Load pseudo-code (SIMT)#

template <typename RealT, int M, int N, int K1, bool Transpose, bool RowsChecked, bool ColsChecked>
vector<V> load_coopmatrix(RealT* B, int pos0, int pos1, int shape0, int shape1,
                          int stride0, int stride1) {
    constexpr int S = get_sub_group_size();
    constexpr int I = min(M,S);
    constexpr int J = ceil(I*N/S)*S/I;
    constexpr int K = M/I;
    static_assert(K%K1 == 0);
    constexpr int K2 = K/K1;
    constexpr bool needs_mask = J*S/I > N;

    if (Transpose) {
        std::swap(shape0, shape1);
        std::swap(stride0, stride1);
    }

    constexpr int V = I*K*J/S;
    array<RealT, V> R;
    int p =  get_sub_group_local_id();
    int i0 = p % I;
    int j0 = p / I;
    for (int w1 = 0; w1 < K1; ++w1) {
        for (int w2 = 0; w2 < K2; ++w2) {
            int k1 = w1, k2 = w2;
            int row = pos0 + i0 + (k1 + k2*K1)*I;
            bool row_ok = !RowsChecked || (row >= 0 && row < shape0);
            if (row_ok) {
                for (int u = 0; u < V/K; ++u) {
                    int j = j0 + u*(S/I);
                    int col = pos1 + j;
                    bool col_ok = !ColsChecked || (col >= 0 && col < shape1);
                    bool mask_ok = !needs_mask || j < N;
                    R[w1 + u*K1 + w2*K1*(V/K)] = mask_ok && col_ok ? A[row * stride0 + col * stride1] : 0;
                }
            } else {
                for (int u = 0; u < V/K; ++u) {
                    R[w1 + u*K1 + w2*K1*(V/K)] = 0;
                }
            }
        }
    }
    return R;
 }

Matrix Accumulator#

For cooperative matrices with use matrix_acc we always have \(K_1=1\).

Matrix A#

For cooperative matrices with use matrix_a we always have \(K_1=1\). Moreover, low precision matrices are VNNI transformed if \(N\) is a multiple of \(\omega\), where \(\omega=\max(1, \max(1,4/\text{size}(\text{ty}))\) is the number of operands per channel. We store \(A^*\) tensors internally as the \(\omega\times I \times K_1\times \lceil J/\omega\rceil \times K_2\) tensor \(A^{**}\), The mapping from \(A^*\) to \(A^{**}\) is given by

\[A^{**}_{c,i,k_1,j,k_2} := A^{*}_{i,k_1,c+j\omega,k_2}\]
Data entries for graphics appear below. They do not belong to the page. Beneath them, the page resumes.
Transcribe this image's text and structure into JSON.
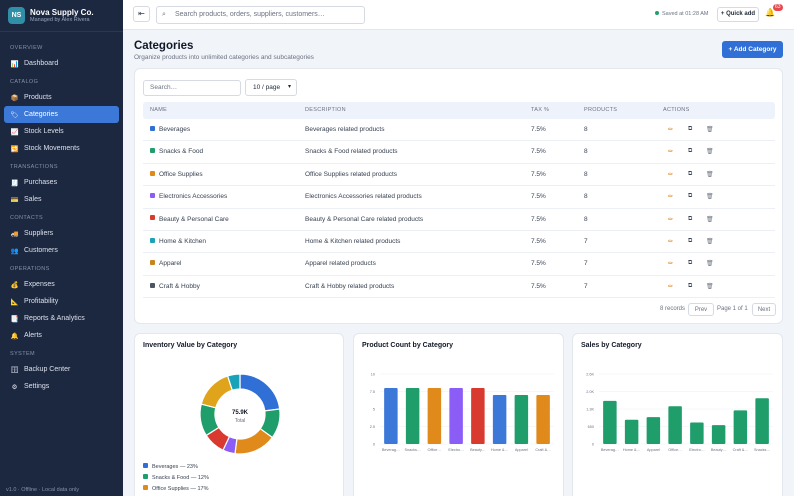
{
  "brand": {
    "initials": "NS",
    "name": "Nova Supply Co.",
    "subtitle": "Managed by Alex Rivera"
  },
  "nav": [
    {
      "section": "OVERVIEW",
      "items": [
        {
          "label": "Dashboard",
          "icon": "chart-icon",
          "glyph": "📊"
        }
      ]
    },
    {
      "section": "CATALOG",
      "items": [
        {
          "label": "Products",
          "icon": "box-icon",
          "glyph": "📦"
        },
        {
          "label": "Categories",
          "icon": "tag-icon",
          "glyph": "🏷",
          "active": true
        },
        {
          "label": "Stock Levels",
          "icon": "stock-icon",
          "glyph": "📈"
        },
        {
          "label": "Stock Movements",
          "icon": "movement-icon",
          "glyph": "🔁"
        }
      ]
    },
    {
      "section": "TRANSACTIONS",
      "items": [
        {
          "label": "Purchases",
          "icon": "receipt-icon",
          "glyph": "🧾"
        },
        {
          "label": "Sales",
          "icon": "card-icon",
          "glyph": "💳"
        }
      ]
    },
    {
      "section": "CONTACTS",
      "items": [
        {
          "label": "Suppliers",
          "icon": "truck-icon",
          "glyph": "🚚"
        },
        {
          "label": "Customers",
          "icon": "people-icon",
          "glyph": "👥"
        }
      ]
    },
    {
      "section": "OPERATIONS",
      "items": [
        {
          "label": "Expenses",
          "icon": "money-icon",
          "glyph": "💰"
        },
        {
          "label": "Profitability",
          "icon": "profit-icon",
          "glyph": "📐"
        },
        {
          "label": "Reports & Analytics",
          "icon": "report-icon",
          "glyph": "📑"
        },
        {
          "label": "Alerts",
          "icon": "bell-icon",
          "glyph": "🔔"
        }
      ]
    },
    {
      "section": "SYSTEM",
      "items": [
        {
          "label": "Backup Center",
          "icon": "backup-icon",
          "glyph": "🗄"
        },
        {
          "label": "Settings",
          "icon": "gear-icon",
          "glyph": "⚙"
        }
      ]
    }
  ],
  "sidebar_footer": "v1.0 · Offline · Local data only",
  "topbar": {
    "collapse_glyph": "⇤",
    "search_placeholder": "Search products, orders, suppliers, customers…",
    "saved": "Saved at 01:28 AM",
    "quick_add": "+ Quick add",
    "notifications": "63"
  },
  "page": {
    "title": "Categories",
    "subtitle": "Organize products into unlimited categories and subcategories",
    "add_button": "+ Add Category"
  },
  "table": {
    "search_placeholder": "Search…",
    "per_page": "10 / page",
    "columns": [
      "NAME",
      "DESCRIPTION",
      "TAX %",
      "PRODUCTS",
      "ACTIONS"
    ],
    "rows": [
      {
        "name": "Beverages",
        "color": "#2f6fd6",
        "description": "Beverages related products",
        "tax": "7.5%",
        "products": "8"
      },
      {
        "name": "Snacks & Food",
        "color": "#1f9d6a",
        "description": "Snacks & Food related products",
        "tax": "7.5%",
        "products": "8"
      },
      {
        "name": "Office Supplies",
        "color": "#e08a1c",
        "description": "Office Supplies related products",
        "tax": "7.5%",
        "products": "8"
      },
      {
        "name": "Electronics Accessories",
        "color": "#8b5cf6",
        "description": "Electronics Accessories related products",
        "tax": "7.5%",
        "products": "8"
      },
      {
        "name": "Beauty & Personal Care",
        "color": "#d93a2f",
        "description": "Beauty & Personal Care related products",
        "tax": "7.5%",
        "products": "8"
      },
      {
        "name": "Home & Kitchen",
        "color": "#1aa3b8",
        "description": "Home & Kitchen related products",
        "tax": "7.5%",
        "products": "7"
      },
      {
        "name": "Apparel",
        "color": "#c9831f",
        "description": "Apparel related products",
        "tax": "7.5%",
        "products": "7"
      },
      {
        "name": "Craft & Hobby",
        "color": "#4b5563",
        "description": "Craft & Hobby related products",
        "tax": "7.5%",
        "products": "7"
      }
    ],
    "records": "8 records",
    "prev": "Prev",
    "page_info": "Page 1 of 1",
    "next": "Next"
  },
  "charts": {
    "donut_title": "Inventory Value by Category",
    "donut_center_value": "75.9K",
    "donut_center_label": "Total",
    "bar_title": "Product Count by Category",
    "sales_title": "Sales by Category"
  },
  "chart_data": [
    {
      "type": "pie",
      "title": "Inventory Value by Category",
      "categories": [
        "Beverages",
        "Snacks & Food",
        "Office Supplies",
        "Electronics Accessories",
        "Beauty & Personal Care",
        "Home & Kitchen",
        "Apparel",
        "Craft & Hobby"
      ],
      "values": [
        23,
        12,
        17,
        5,
        9,
        13,
        16,
        5
      ],
      "legend_labels": [
        "Beverages — 23%",
        "Snacks & Food — 12%",
        "Office Supplies — 17%"
      ],
      "colors": [
        "#2f6fd6",
        "#1f9d6a",
        "#e08a1c",
        "#8b5cf6",
        "#d93a2f",
        "#1f9d6a",
        "#e0a31c",
        "#1aa3b8"
      ]
    },
    {
      "type": "bar",
      "title": "Product Count by Category",
      "categories": [
        "Beverag…",
        "Snacks…",
        "Office…",
        "Electro…",
        "Beauty…",
        "Home &…",
        "Apparel",
        "Craft &…"
      ],
      "values": [
        8,
        8,
        8,
        8,
        8,
        7,
        7,
        7
      ],
      "ylim": [
        0,
        10
      ],
      "yticks": [
        "10",
        "7.5",
        "5",
        "2.5",
        "0"
      ],
      "colors": [
        "#3c78d8",
        "#1f9d6a",
        "#e08a1c",
        "#8b5cf6",
        "#d93a2f",
        "#3c78d8",
        "#1f9d6a",
        "#e08a1c"
      ]
    },
    {
      "type": "bar",
      "title": "Sales by Category",
      "categories": [
        "Beverag…",
        "Home &…",
        "Apparel",
        "Office…",
        "Electro…",
        "Beauty…",
        "Craft &…",
        "Snacks…"
      ],
      "values": [
        1600,
        900,
        1000,
        1400,
        800,
        700,
        1250,
        1700
      ],
      "ylim": [
        0,
        2600
      ],
      "yticks": [
        "2.6K",
        "2.0K",
        "1.3K",
        "650",
        "0"
      ],
      "color": "#1f9d6a"
    }
  ]
}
and the inverse mapping is given by

\[A^{*}_{i,k_1,j,k_2} = A^{**}_{j\bmod\omega,i,k_1,\lfloor j/\omega\rfloor,k_2}.\]

Moreover, all channels of an entry are packed. E.g. for half precision floats we have two channels and we pack \(A^{**}_{0,i,k_1,j,k_2}\) in the lower 16 bits of an i32 and \(A^{**}_{1,i,k_1,j,k_2}\) in the higher 16 bits of the i32. We store an i32 per work-item, so from the SIMT point of view one work-item owns all channels of an entry.

Matrix B#

Let \(\omega_b = \max(1,2/\text{size}(\text{ty}))\). We choose \(K_1 = \omega_b \text{ if } M/S > 1 \text{ else } 1\).